The results of our upscaling method are compared to those of the closure method in Fig. 6. Note that \( k_{\text{eff}} \) was set equal to \( k \) in our algorithm, as this assumption is used in the closure method. Accordingly, Eq. (17.a) was used to calculate \( \phi_{\text{eff}} \), while the effective diffusivity was directly determined as \( D_{\text{eff}} = kL^{2} /\phi_{\text{eff}}^{2} \) instead of using Eq. (17.b). When \( \phi \) is either small (\( \phi = 0.1 - 1 \)) or large (\( \phi = 10 - 100 \)), the effective diffusivities predicted by both methods are almost the same. However, they slightly differ in the intermediate range \( \phi = 1 - 10 \), especially for low porosities. This difference is explained by the 2D effects that arise around the upper constriction of the fluid space when \( \phi = 1 - 10 \), which helps diffusive transport across the material. As a result, the effective diffusivity predicted by our 1D upscaling formulation is somewhat higher compared to that of the 2D upscaling formulation of the closure method. In other words, all 2D pore-scale transport effects in our 1D upscaling method are collected in the value of the effective diffusivity. By contrast, in the closure method part of the 2D pore-scale transport effects is preserved in the 2D macroscopic equation; hence, the corresponding effective diffusivity is lower.

Fig. 6
figure 6

Variation of the normalized effective diffusivity, \( \varepsilon D_{\text{eff}} /D \), with the pore-scale Thiele modulus, \( \phi = L\sqrt {k/D_{\text{bulk}} } \), as predicted by the closure method (curves) and the present method (dots) for different porosities of the 2D geometry used in the validation campaign (Lugo-Méndez et al. 2015): \( \varepsilon = 0.4,\;0.6\;{\text{and}}\;0.8 \)
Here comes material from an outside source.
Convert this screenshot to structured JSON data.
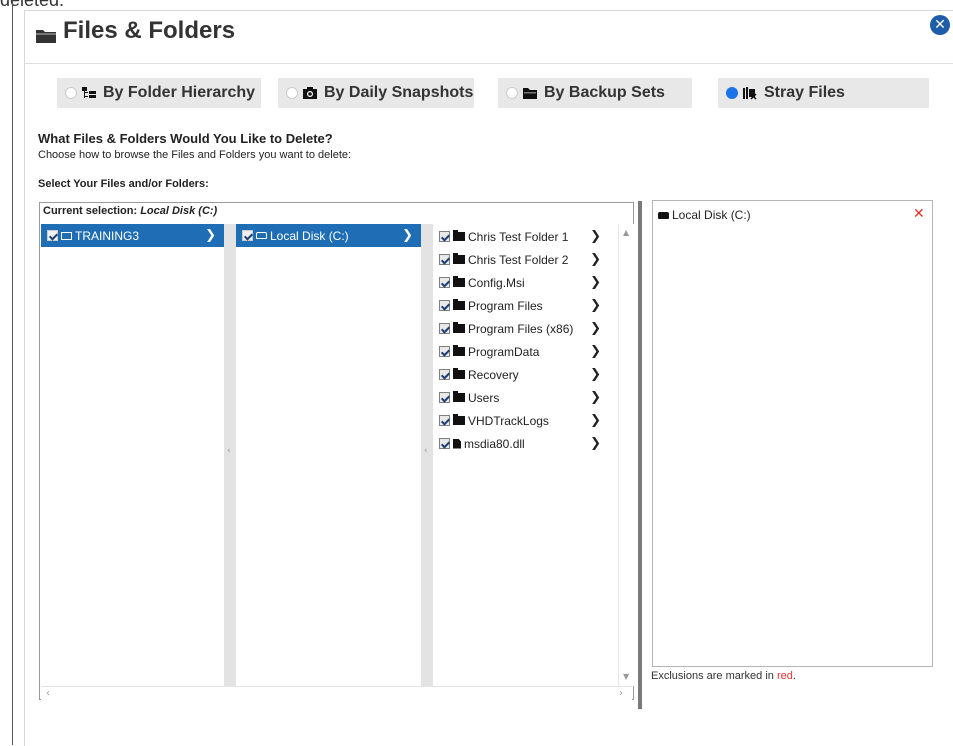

The above situation is further illustrated in Fig. 7, which shows the dimensionless concentration distribution for \( \varepsilon = 0.4 \), corresponding to three different values of the Thiele modulus: ϕ = 0.1, 5 and 50. When ϕ = 0.1, diffusion is fast compared to reaction, so the local diffusive flux through the porous medium is almost 1D. Similarly, when ϕ =50 the reaction rate is very high and species transport takes place only in the inlet bulk region, and thus the diffusive flux is 1D again. However, in the case of ϕ = 5, both reaction and diffusion play a relevant role, and the diffusive flux shows noticeable 2D effects around the contractions/expansions of the porous medium. In particular, the significant flux in x-direction around the lower contraction promotes diffusive transport toward the lateral bulk regions, which, in turn, enhances transport in z-direction. Consequently, the effective diffusivity computed by our 1D method is somewhat higher compared to that of the 2D closure method, as discussed earlier. The differences between the two methods decrease for higher porosities because species transport is less affected by the internal solid obstacle and the pathways become more 1D. For instance, \( D_{\text{eff}} /D = 1 \) when \( \varepsilon = 1 \) regardless of the value of ϕ, as shown in Supplemental Material. The overall good agreement of the results was considered fair enough to confirm the proper functioning of the present method.

Fig. 7
figure 7

Dimensionless pore-scale concentration distribution, \( c/c_{1} \), in the simple 2D geometry used for the validation of the present method (Lugo-Méndez et al. 2015), corresponding to different values of the pore-scale Thiele modulus: a\( \phi = 0.1 \), b\( \phi = 5 \), and c\( \phi = 50 \). The porosity is \( \varepsilon = 0.4 \)

5 Results and Discussion

The influence of the reaction rate on the effective diffusivity of the catalyst layer and the idealized catalyst layer (array of cylinders) is illustrated in Fig. 8. Figure 8a, d shows the local diffusivity distributions, which range between D = 2.83 × 10−5 m2/s in the fluid region and D = 1.41 × 10−6 m2/s in the permeable solid region. In addition, Fig. 8b, c, e, f shows the computed reaction rate distributions in the catalytic solid region and the transport pathways for the case ϕ = 1. It can be clearly seen that the transport pathways in the catalyst layer are significantly more tortuous than those in the idealized geometry, where they are nearly straight lines.

Fig. 8
figure 8

Distributions of local diffusivity, \( D \), reaction rate, \( R = - kc \) and transport pathways at the pore scale, corresponding to the nano X-ray CT image of the catalyst layer (ac) and the idealized array of cylinders (df). The pore-scale Thiele modulus is \( \phi = 1 \)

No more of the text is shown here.